As I’ve talked with folks in preparation for this event, I also realized that almost no one is aware of all the moving parts in this effort, despite the immense coordination among players. And how could there be? There have been so many people from so many agencies, organizations and universities who have played and still play a role.
As Peter Forsythe said the other day, it is a giant multidimensional jigsaw puzzle. He also said he knew what happened at each step to make the next piece fall into place. That is something we particularly want to capture.
One thing I know we’ll talk about today is the enormous backlash that occurred against IFPS. While painful, it was also a sign of success that meant real change was happening. And these changes challenged the fundamental beliefs about practice and threatened the funding then held by large institutions in the private sector.
Looking back, we can see that in many ways, the IFPS initiative was way before its time in several significant ways.
At a system level:
- The very concept of keeping these families together instead of rescuing children
- Following a specific model at a time when therapy was seen as an eclectic art, not science
- A focus on evidence-based practice
- The importance of saturation and going to scale in order to see a true impact
At a clinical level:
- Making family engagement the clinician’s responsibility
- Requiring that goal setting and treatment planning be done in partnership with families
- Professional staff going into homes on a flexible schedule with 24/7 availability
- Delivery of hard services along with clinical services
- Involvement of the extended family and informal support system
So, there was much that needed to change:
- Attitudes and beliefs about keeping families together
- Federal and state policy
- Funding streams that incentivized placement
- Skills of the workforce
- Willingness to follow a model
- The role of the judiciary in implementation of reasonable efforts
When Frank Farrow and I were talking recently about the backlash, he laughingly said, “Maybe we should have named it ‘Child Savers’ instead of IFPS!” So I think it’s important to keep letting people know that for those of us doing this work, it has always been about what’s best for the children. It’s about a child’s right to live with his or her own family if that is at all possible.

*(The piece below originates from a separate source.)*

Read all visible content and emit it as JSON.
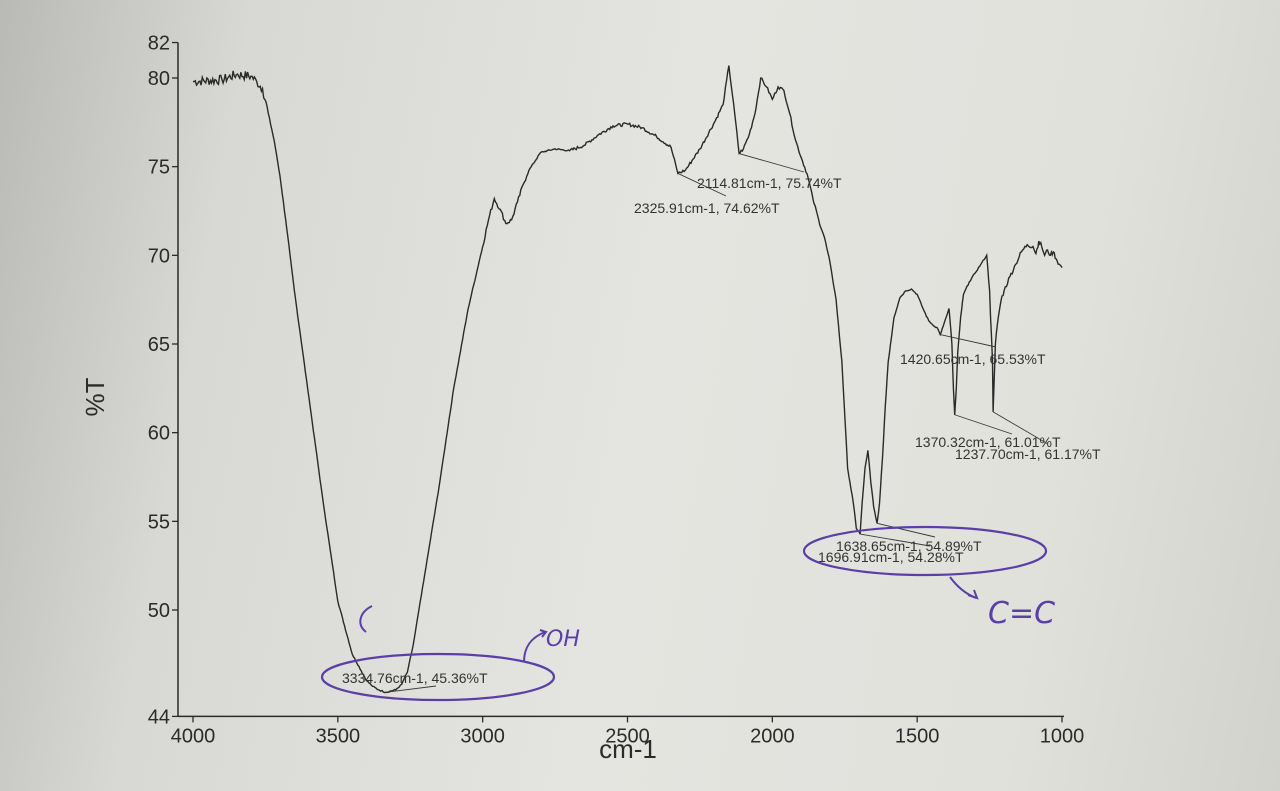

As Maya Angelou said in her forward to the book Keeping Families Together: “How is it possible to convince a child of his own worth after removing him from a family which is said to be unworthy but with whom he identifies?”

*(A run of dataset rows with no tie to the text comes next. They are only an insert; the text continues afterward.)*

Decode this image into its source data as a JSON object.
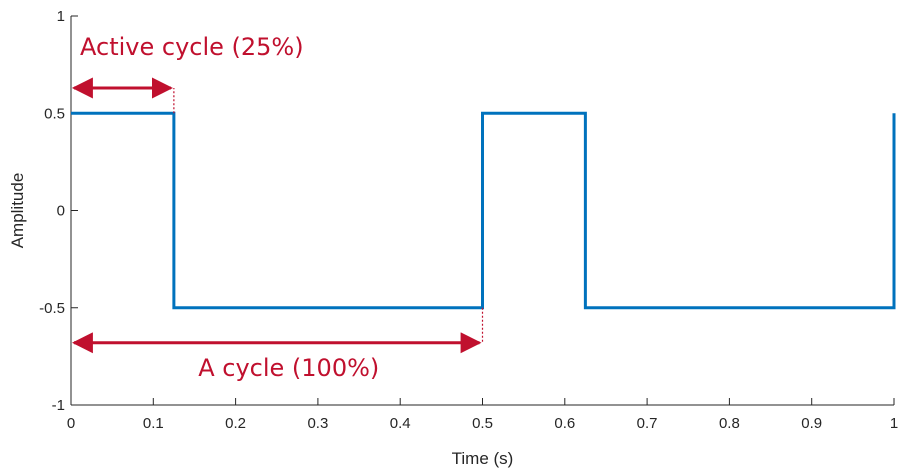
{
  "chart_data": {
    "type": "line",
    "title": "",
    "xlabel": "Time (s)",
    "ylabel": "Amplitude",
    "xlim": [
      0,
      1
    ],
    "ylim": [
      -1,
      1
    ],
    "x_ticks": [
      0,
      0.1,
      0.2,
      0.3,
      0.4,
      0.5,
      0.6,
      0.7,
      0.8,
      0.9,
      1
    ],
    "x_tick_labels": [
      "0",
      "0.1",
      "0.2",
      "0.3",
      "0.4",
      "0.5",
      "0.6",
      "0.7",
      "0.8",
      "0.9",
      "1"
    ],
    "y_ticks": [
      -1,
      -0.5,
      0,
      0.5,
      1
    ],
    "y_tick_labels": [
      "-1",
      "-0.5",
      "0",
      "0.5",
      "1"
    ],
    "grid": false,
    "legend": "none",
    "series": [
      {
        "color": "#0072BD",
        "points": [
          [
            0,
            0.5
          ],
          [
            0.125,
            0.5
          ],
          [
            0.125,
            -0.5
          ],
          [
            0.5,
            -0.5
          ],
          [
            0.5,
            0.5
          ],
          [
            0.625,
            0.5
          ],
          [
            0.625,
            -0.5
          ],
          [
            1,
            -0.5
          ],
          [
            1,
            0.5
          ]
        ]
      }
    ],
    "annotations": [
      {
        "text": "Active cycle (25%)",
        "x_start": 0,
        "x_end": 0.125,
        "arrow_y": 0.63,
        "dashed_from_y": 0.5,
        "color": "#C0102E"
      },
      {
        "text": "A cycle (100%)",
        "x_start": 0,
        "x_end": 0.5,
        "arrow_y": -0.68,
        "dashed_from_y": -0.5,
        "color": "#C0102E"
      }
    ]
  }
}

I want to close by saying that we want to document this information not just to paint a picture of the past, but to create a blueprint for the new generation of child welfare leaders and policy makers. As Judge Richard Fitzgerald said to me recently, the “current generation needs to know the obstacles we overcame, the strategies we used and how this important change initiative was able to succeed.” And, as Peter Forsythe told me a couple weeks ago, “I’m not happy with the state of the science, or lack of it, for social change. People need to learn how to do this.”
Just a few quick things before our work sessions begin:
- On the back table we have gathered resources and books published over the last 4 decades. If you can add to these, we’d love it!
- As part of the Annie E. Casey funding of this event, we have created a website (www.intensivefamilypreservation.org) as a repository of what was done and what we learned. It will launch on July 23, but you can preview it today on the computer set up on the resource table. We will be adding more information.
Again, welcome! I’m so glad you are all here.